Vilborg Arna Gissurardóttir planuje dojść na piechotę do najdalej wysuniętego na południe punktu na Ziemi, czyli do Bieguna Południowego. Islandka będzie musiała przejść odległość 1 140 km.
Vilborg przygotowywała się do tej wyprawy na Grenlandii i zamierza wyruszyć w drogę w połowie listopada. Jak donosi mbl.is, najpierw wyruszy ona do Punta Arenas w Chile, skąd po paru dniach rozpocznie swoją podróż.
„To jest bardzo trudne zadanie, ale jestem bardzo podekscytowana tym, że będę mogła jemu sprostać” mówiła Vilborg.
Trasa, którą obrała będzie miała 1140 km i podczas tej ekspedycji może ona oczekiwać bardzo trudnych warunków pogodowych.
„Planowo przejście tego odcinka może zająć mi około 50 dni, jednak aby to osiągnąć trzeba robić średnio 22 km dziennie.
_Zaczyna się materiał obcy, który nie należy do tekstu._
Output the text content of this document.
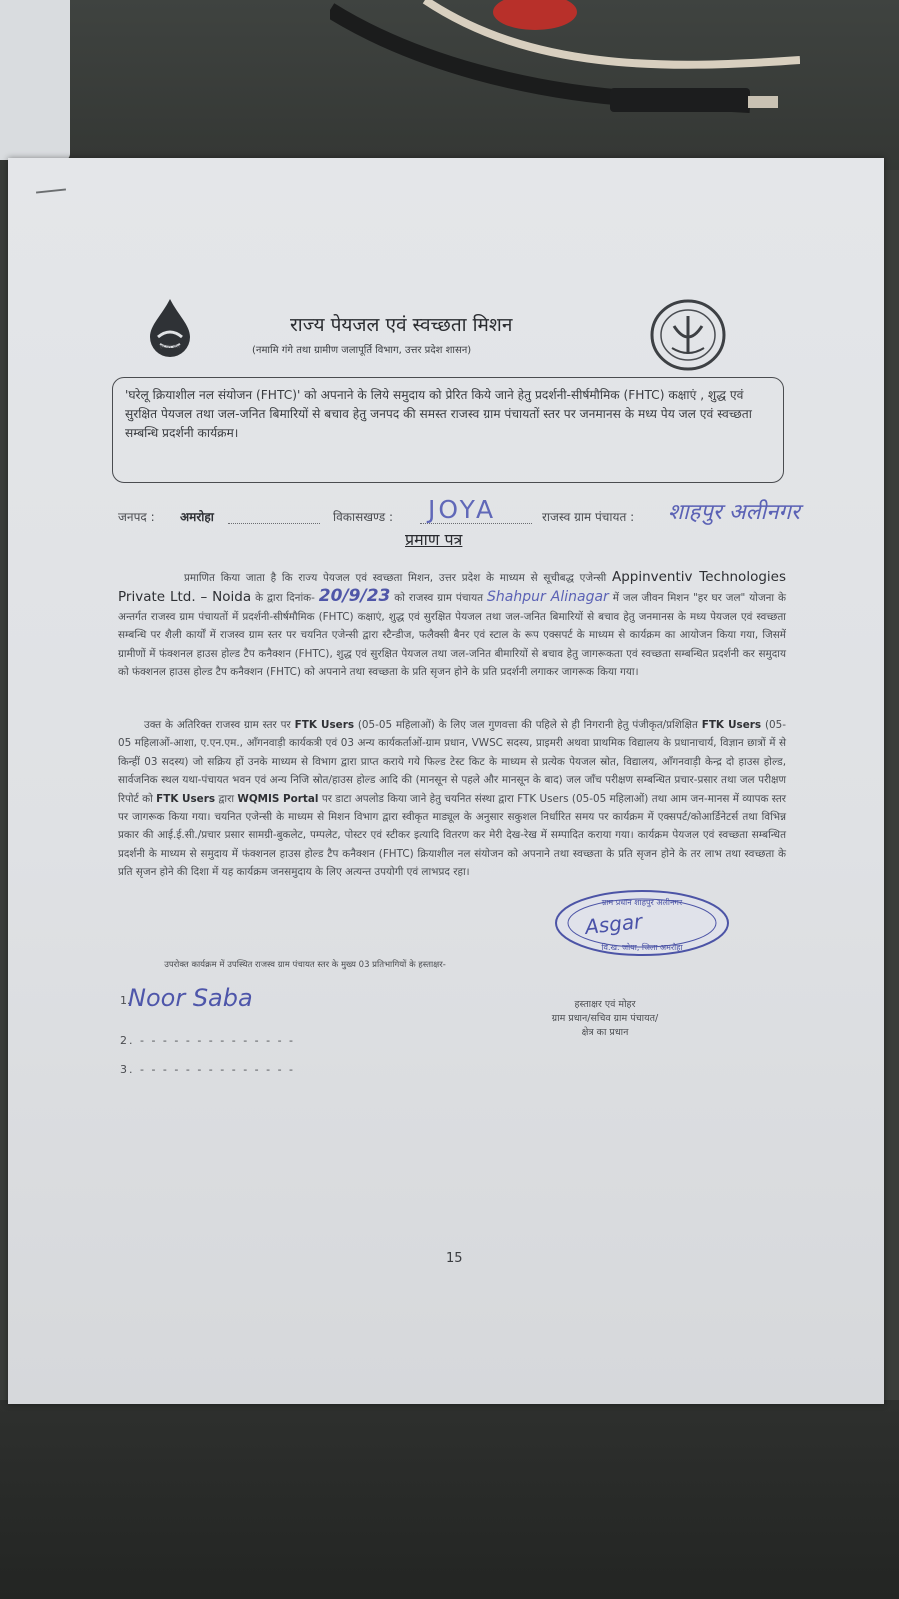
हर घर जल
राज्य पेयजल एवं स्वच्छता मिशन
(नमामि गंगे तथा ग्रामीण जलापूर्ति विभाग, उत्तर प्रदेश शासन)
'घरेलू क्रियाशील नल संयोजन (FHTC)' को अपनाने के लिये समुदाय को प्रेरित किये जाने हेतु प्रदर्शनी-सीर्षमौमिक (FHTC) कक्षाएं , शुद्ध एवं सुरक्षित पेयजल तथा जल-जनित बिमारियों से बचाव हेतु जनपद की समस्त राजस्व ग्राम पंचायतों स्तर पर जनमानस के मध्य पेय जल एवं स्वच्छता सम्बन्धि प्रदर्शनी कार्यक्रम।
जनपद : अमरोहा	विकासखण्ड : JOYA	राजस्व ग्राम पंचायत : शाहपुर अलीनगर
प्रमाण पत्र
प्रमाणित किया जाता है कि राज्य पेयजल एवं स्वच्छता मिशन, उत्तर प्रदेश के माध्यम से सूचीबद्ध एजेन्सी Appinventiv Technologies Private Ltd. – Noida के द्वारा दिनांक- 20/9/23 को राजस्व ग्राम पंचायत Shahpur Alinagar में जल जीवन मिशन "हर घर जल" योजना के अन्तर्गत राजस्व ग्राम पंचायतों में प्रदर्शनी-सीर्षमौमिक (FHTC) कक्षाएं, शुद्ध एवं सुरक्षित पेयजल तथा जल-जनित बिमारियों से बचाव हेतु जनमानस के मध्य पेयजल एवं स्वच्छता सम्बन्धि पर शैली कार्यों में राजस्व ग्राम स्तर पर चयनित एजेन्सी द्वारा स्टैन्डीज, फलैक्सी बैनर एवं स्टाल के रूप एक्सपर्ट के माध्यम से कार्यक्रम का आयोजन किया गया, जिसमें ग्रामीणों में फंक्शनल हाउस होल्ड टैप कनैक्शन (FHTC), शुद्ध एवं सुरक्षित पेयजल तथा जल-जनित बीमारियों से बचाव हेतु जागरूकता एवं स्वच्छता सम्बन्धित प्रदर्शनी कर समुदाय को फंक्शनल हाउस होल्ड टैप कनैक्शन (FHTC) को अपनाने तथा स्वच्छता के प्रति सृजन होने के प्रति प्रदर्शनी लगाकर जागरूक किया गया।
उक्त के अतिरिक्त राजस्व ग्राम स्तर पर FTK Users (05-05 महिलाओं) के लिए जल गुणवत्ता की पहिले से ही निगरानी हेतु पंजीकृत/प्रशिक्षित FTK Users (05-05 महिलाओं-आशा, ए.एन.एम., आँगनवाड़ी कार्यकत्री एवं 03 अन्य कार्यकर्ताओं-ग्राम प्रधान, VWSC सदस्य, प्राइमरी अथवा प्राथमिक विद्यालय के प्रधानाचार्य, विज्ञान छात्रों में से किन्हीं 03 सदस्य) जो सक्रिय हों उनके माध्यम से विभाग द्वारा प्राप्त कराये गये फिल्ड टेस्ट किट के माध्यम से प्रत्येक पेयजल स्रोत, विद्यालय, आँगनवाड़ी केन्द्र दो हाउस होल्ड, सार्वजनिक स्थल यथा-पंचायत भवन एवं अन्य निजि स्रोत/हाउस होल्ड आदि की (मानसून से पहले और मानसून के बाद) जल जाँच परीक्षण सम्बन्धित प्रचार-प्रसार तथा जल परीक्षण रिपोर्ट को FTK Users द्वारा WQMIS Portal पर डाटा अपलोड किया जाने हेतु चयनित संस्था द्वारा FTK Users (05-05 महिलाओं) तथा आम जन-मानस में व्यापक स्तर पर जागरूक किया गया। चयनित एजेन्सी के माध्यम से मिशन विभाग द्वारा स्वीकृत माड्यूल के अनुसार सकुशल निर्धारित समय पर कार्यक्रम में एक्सपर्ट/कोआर्डिनेटर्स तथा विभिन्न प्रकार की आई.ई.सी./प्रचार प्रसार सामग्री-बुकलेट, पम्पलेट, पोस्टर एवं स्टीकर इत्यादि वितरण कर मेरी देख-रेख में सम्पादित कराया गया। कार्यक्रम पेयजल एवं स्वच्छता सम्बन्धित प्रदर्शनी के माध्यम से समुदाय में फंक्शनल हाउस होल्ड टैप कनैक्शन (FHTC) क्रियाशील नल संयोजन को अपनाने तथा स्वच्छता के प्रति सृजन होने के तर लाभ तथा स्वच्छता के प्रति सृजन होने की दिशा में यह कार्यक्रम जनसमुदाय के लिए अत्यन्त उपयोगी एवं लाभप्रद रहा।
ग्राम प्रधान शाहपुर अलीनगर
वि.ख. जोया, जिला अमरोहा
Asgar
उपरोक्त कार्यक्रम में उपस्थित राजस्व ग्राम पंचायत स्तर के मुख्य 03 प्रतिभागियों के हस्ताक्षर-
1.
Noor Saba
2. - - - - - - - - - - - - - -
3. - - - - - - - - - - - - - -
हस्ताक्षर एवं मोहर
ग्राम प्रधान/सचिव ग्राम पंचायत/
क्षेत्र का प्रधान
15
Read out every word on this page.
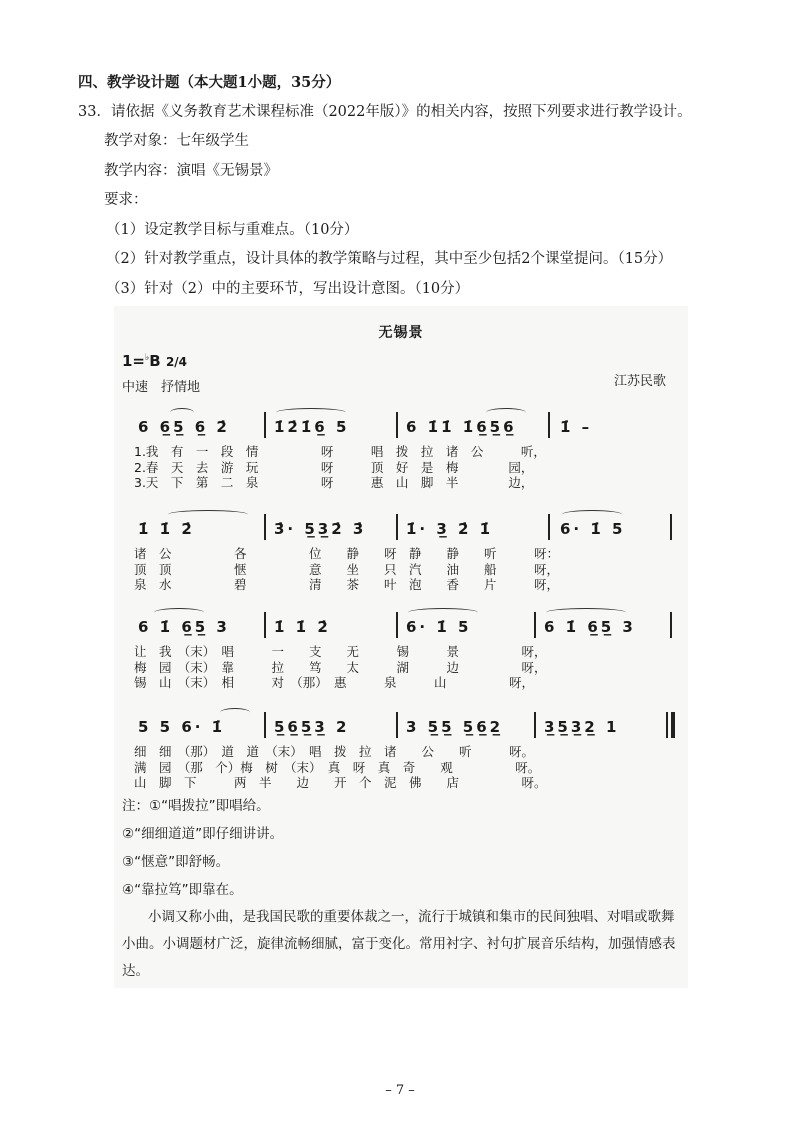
四、教学设计题（本大题1小题，35分）
33．请依据《义务教育艺术课程标准（2022年版）》的相关内容，按照下列要求进行教学设计。
教学对象：七年级学生
教学内容：演唱《无锡景》
要求：
（1）设定教学目标与重难点。（10分）
（2）针对教学重点，设计具体的教学策略与过程，其中至少包括2个课堂提问。（15分）
（3）针对（2）中的主要环节，写出设计意图。（10分）
无锡景
1=♭B 2/4
中速　抒情地	江苏民歌
6 6̲5̲ 6̲ 2̇	1̇2̇1̇6̲ 5	6 1̇1̇ 1̇6̲5̲6̲	1̇ –
1.我　有　一　段　情　　　　　呀　　　唱　拨　拉　诸　公　　　听，
2.春　天　去　游　玩　　　　　呀　　　顶　好　是　梅　　　　园，
3.天　下　第　二　泉　　　　　呀　　　惠　山　脚　半　　　　边，
1̇ 1̇ 2̇	3̇· 5̲3̲2̇ 3̇	1̇· 3̲ 2̇ 1̇	6· 1̇ 5
诸　公　　　　　各　　　　　位　　静　　呀　静　　静　　听　　　呀：
顶　顶　　　　　惬　　　　　意　　坐　　只　汽　　油　　船　　　呀，
泉　水　　　　　碧　　　　　清　　茶　　叶　泡　　香　　片　　　呀，
6 1̇ 6̲5̲ 3	1̇ 1̇ 2̇	6· 1̇ 5	6 1̇ 6̲5̲ 3
让　我　（末）　唱　　　一　　支　　无　　　锡　　　景　　　　　呀，
梅　园　（末）　靠　　　拉　　笃　　太　　　湖　　　边　　　　　呀，
锡　山　（末）　相　　　对　（那）　惠　　　泉　　　山　　　　　呀，
5 5 6· 1̇	5̲6̲5̲3̲ 2	3 5̲5̲ 5̲6̲2̲	3̲5̲3̲2̲ 1
细　细　（那）　道　道　（末）　唱　拨　拉　诸　　公　　听　　　呀。
满　园　（那　个）梅　树　（末）　真　呀　真　奇　　观　　　　　呀。
山　脚　下　　　两　半　　边　　开　个　泥　佛　　店　　　　　呀。
注：①“唱拨拉”即唱给。
②“细细道道”即仔细讲讲。
③“惬意”即舒畅。
④“靠拉笃”即靠在。
小调又称小曲，是我国民歌的重要体裁之一，流行于城镇和集市的民间独唱、对唱或歌舞小曲。小调题材广泛，旋律流畅细腻，富于变化。常用衬字、衬句扩展音乐结构，加强情感表达。
– 7 –
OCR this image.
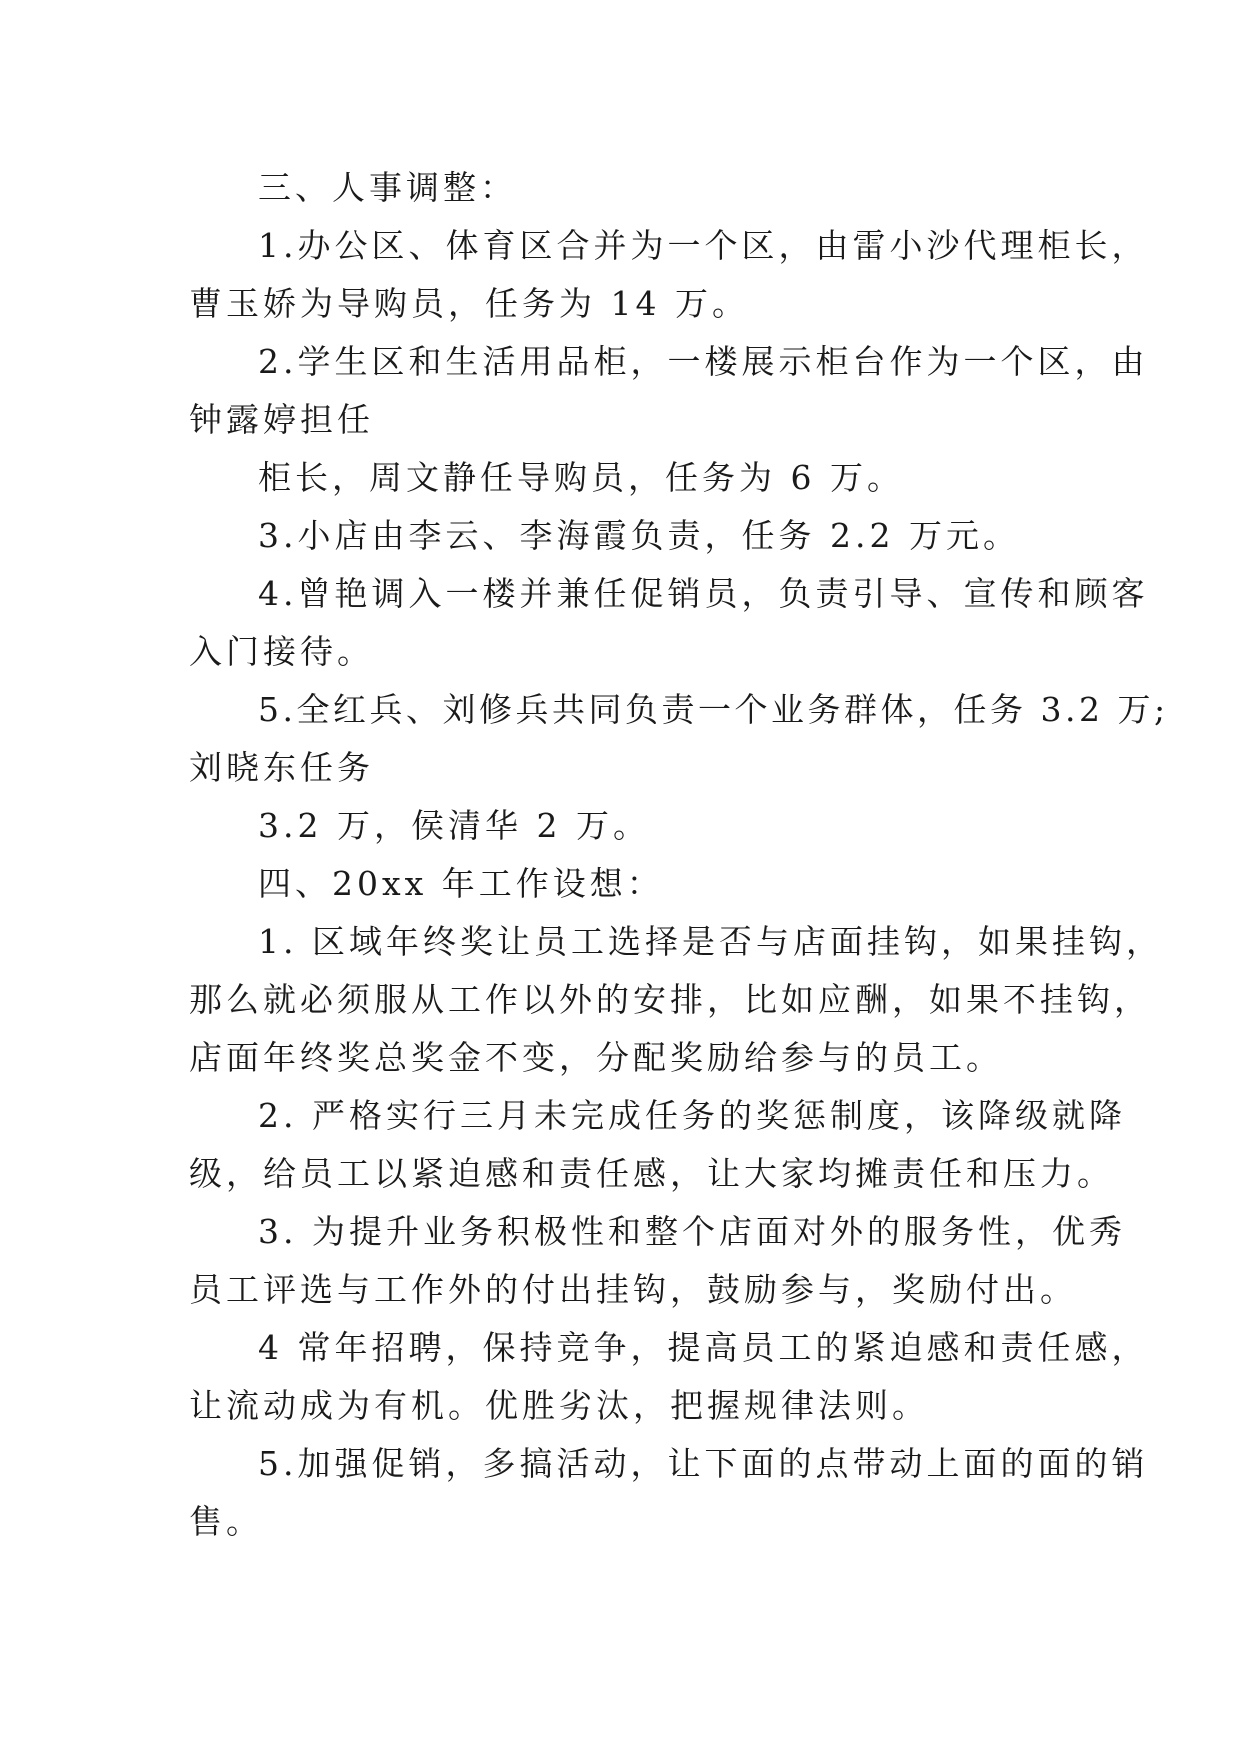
三、人事调整：
1.办公区、体育区合并为一个区，由雷小沙代理柜长，
曹玉娇为导购员，任务为 14 万。
2.学生区和生活用品柜，一楼展示柜台作为一个区，由
钟露婷担任
柜长，周文静任导购员，任务为 6 万。
3.小店由李云、李海霞负责，任务 2.2 万元。
4.曾艳调入一楼并兼任促销员，负责引导、宣传和顾客
入门接待。
5.全红兵、刘修兵共同负责一个业务群体，任务 3.2 万;
刘晓东任务
3.2 万，侯清华 2 万。
四、20xx 年工作设想：
1. 区域年终奖让员工选择是否与店面挂钩，如果挂钩，
那么就必须服从工作以外的安排，比如应酬，如果不挂钩，
店面年终奖总奖金不变，分配奖励给参与的员工。
2. 严格实行三月未完成任务的奖惩制度，该降级就降
级，给员工以紧迫感和责任感，让大家均摊责任和压力。
3. 为提升业务积极性和整个店面对外的服务性，优秀
员工评选与工作外的付出挂钩，鼓励参与，奖励付出。
4 常年招聘，保持竞争，提高员工的紧迫感和责任感，
让流动成为有机。优胜劣汰，把握规律法则。
5.加强促销，多搞活动，让下面的点带动上面的面的销
售。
Na początek będę robiła krótsze dystanse aby móc się przyzwyczaić do panujących warunków” wyjaśniała Vilborg.
Podczas ekspedycji będzie ona ciągnęła ze sobą sanie z zaopatrzeniem i sprzętem, których waga wynosić będzie około 100 kg.
„Ważne jest aby odpowiednio dobrze przygotować się do tej misji, aby móc poradzić sobie w najbardziej nieoczekiwanych sytuacjach, które mogą się przytrafić” i dodała również, że jedzenie, które bierze ze sobą musi być bogate w energię, lekkostrawne i nie może ważyć za dużo.